Ia makan roti yang dibawakan oleh ayahnya dari desa
Nawa yang dibuat sendiri dan cukup untuk persediaan selama satu minggu. Ia juga
tidak pernah memakan kecuali satu macam makanan seperti madu, cuka, atau
minyak. Sedangkan daging, Imam Nawawi memakannya sekali dalam sebulan, dan
hampir tidak pernah ia memakan makanan dengan dua lauk selama hidupnya.
Baginya, makan tidak lain hanyalah untuk sekedar menjaga kesehatan tubuhnya.
Kenikmatan lain yang ia hindari dan lebih memilih
belajar adalah tidur. Ia tidak pernah menyengaja tidur. Biasanya ia tertidur
ketika sedang membaca buku. Itu pun setelah bangun langsung membaca lagi.
Selain itu, kenikmatan lain yang ia hindari adalah
menikah. Ia sebenarnya bukan tidak mau menikah apalagi menolak syariat nikah.
Bahkan, dalam kitab-kitabnya juga banyak yang menyinggung masalah pernikahan.
Hanya saja, ia tidak sempat memikirkannya karena besarnya rasa cinta terhadap
ilmu. Oleh karena itu, ketika meninggal pada umur 45 tahun ia tetap membujang.
Karya-karyanya
Imam Nawawi merupakan ulama yang dalam usia muda,
yaitu sejak berusia 30, sudah menghasilkan karya besar lintas negara dan lintas
zaman.

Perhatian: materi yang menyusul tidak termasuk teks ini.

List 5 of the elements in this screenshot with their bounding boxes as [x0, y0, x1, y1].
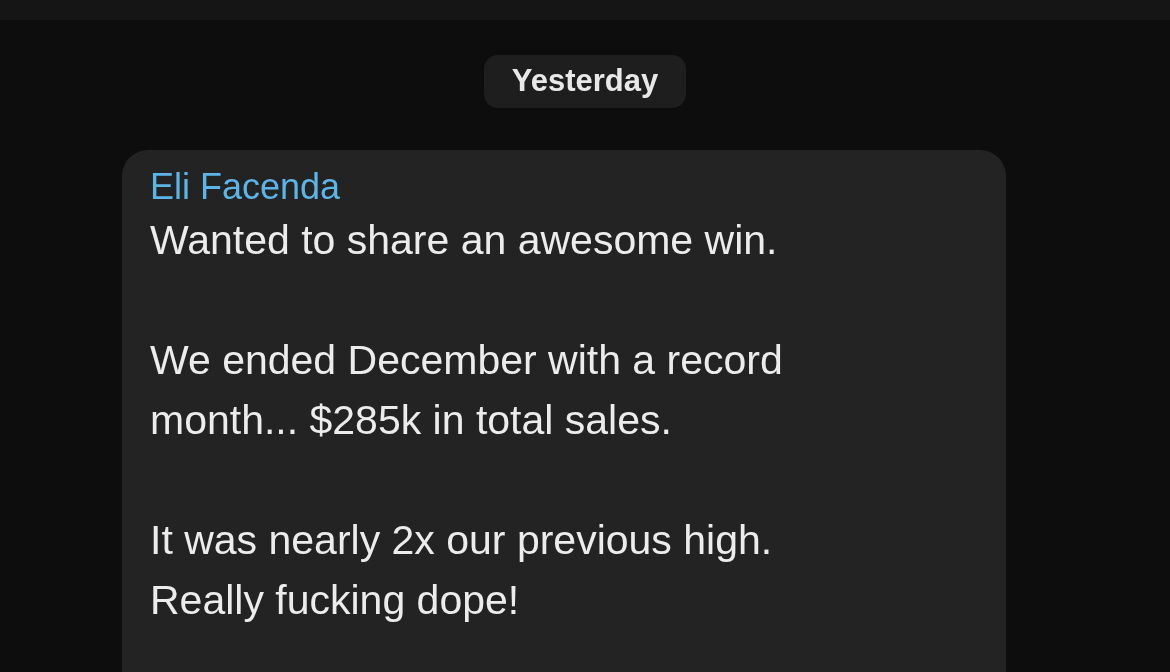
message-text: We ended December with a record month... $285k in total sales. — [150, 336, 783, 445]
sender-name: Eli Facenda — [150, 165, 341, 209]
date-divider: Yesterday — [483, 55, 687, 108]
message-text: It was nearly 2x our previous high. Really fucking dope! — [150, 516, 773, 625]
message-text: Wanted to share an awesome win. — [150, 216, 778, 265]
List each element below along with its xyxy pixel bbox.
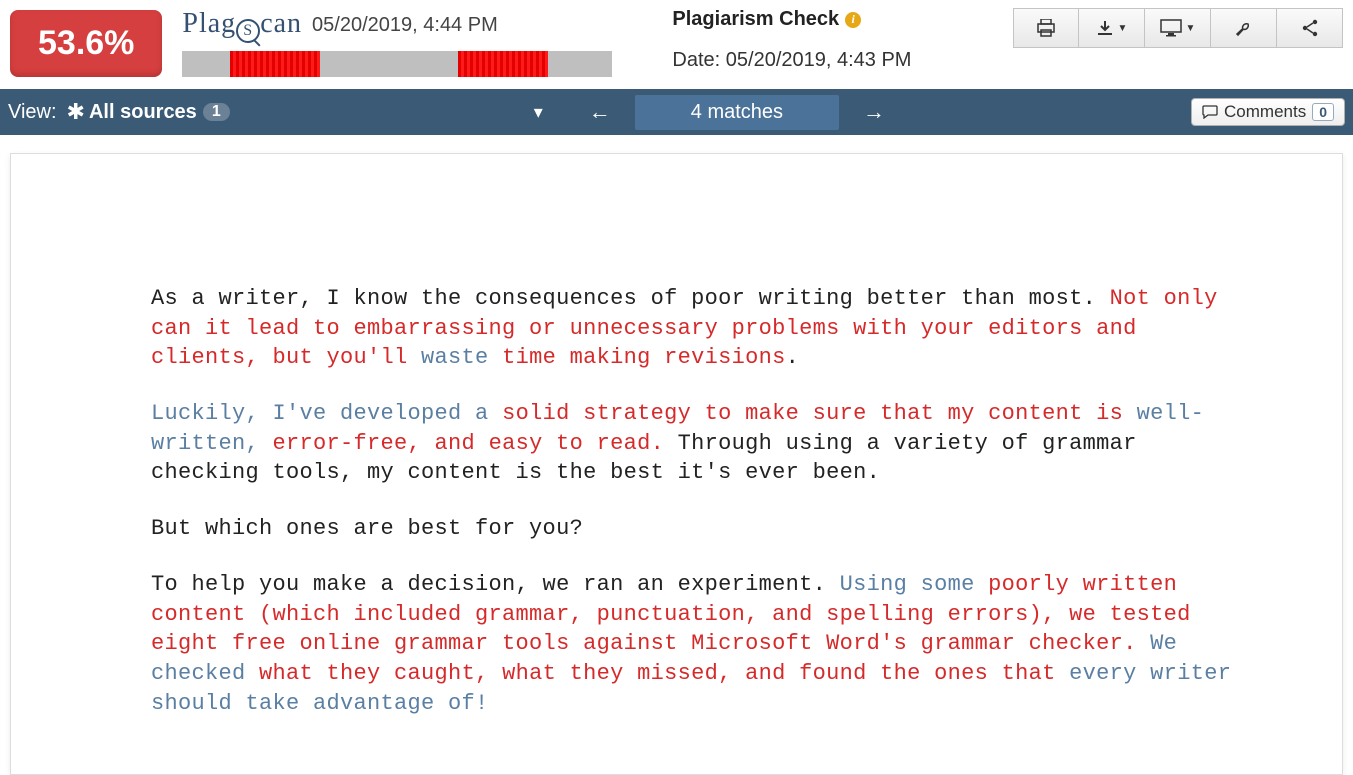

Buah karyanya tersebut hingga saat ini selalu menjadi bahan perhatian
dan diskusi setiap Muslim serta selalu digunakan sebagai rujukan di hampir
seluruh belantara dunia Islam.
Di dalam karya-karyanya didapati kemudahan dalam
mencernanya, keunggulan dalam argumentasinya, kejelasan dalam kerangka
berfikirnya serta keobjektifan dalam memaparkan pendapat-pendapat para fuqaha’.
Di antara karyanya yang berjumlah sekitar 40
tersebut ada yang telah ia selesaikan dan ada pula yang belum terselesaikan. Di
antara yang telah terselesaikan adalah kitab al-Arba’in Nawawi, Syarh Shahih
Muslim, ar-Raudhah (Raudhatut Thalibin), al-Minhaj, Riyadhus Shalihin,
al-Adzkar, at-Tibyan, Tahir Tanbih wa Tashhth, Tahdibul Asma’ wal Lughat, Thabaqatul
Fuqaha’ dan lain-lain.
Adapun yang belum terselesaikan – andaikatan ia
menyelesaikannya, maka tidak ada yang bisa menandingi kitab tersebut, yakni Syarh
Muhadzdzab yang bernama al-Majmu’. Ia baru menyelesaikan sampai bab riba
saja. Susunannya bagus dan sangat bermanfaat serta kritis. Dalam kitab
tersebut, ia mengupas fiqih madzhab Syafi’i dan yang lainnya, menerangkan
hadits dengan baik, menjelaskan kalimat-kalimat asing dan perkara-perkara
penting yang hanya dijumpai dalam kitab tersebut”.
Demikianlah profil Imam Nawawi, salah satu ulama
kebanggan umat. Ulama yang dalam usia muda sudah menghasilkan karya-karya
mendunia. Semoga kita bisa meneladaninya dalam kehidupan kita. Amin.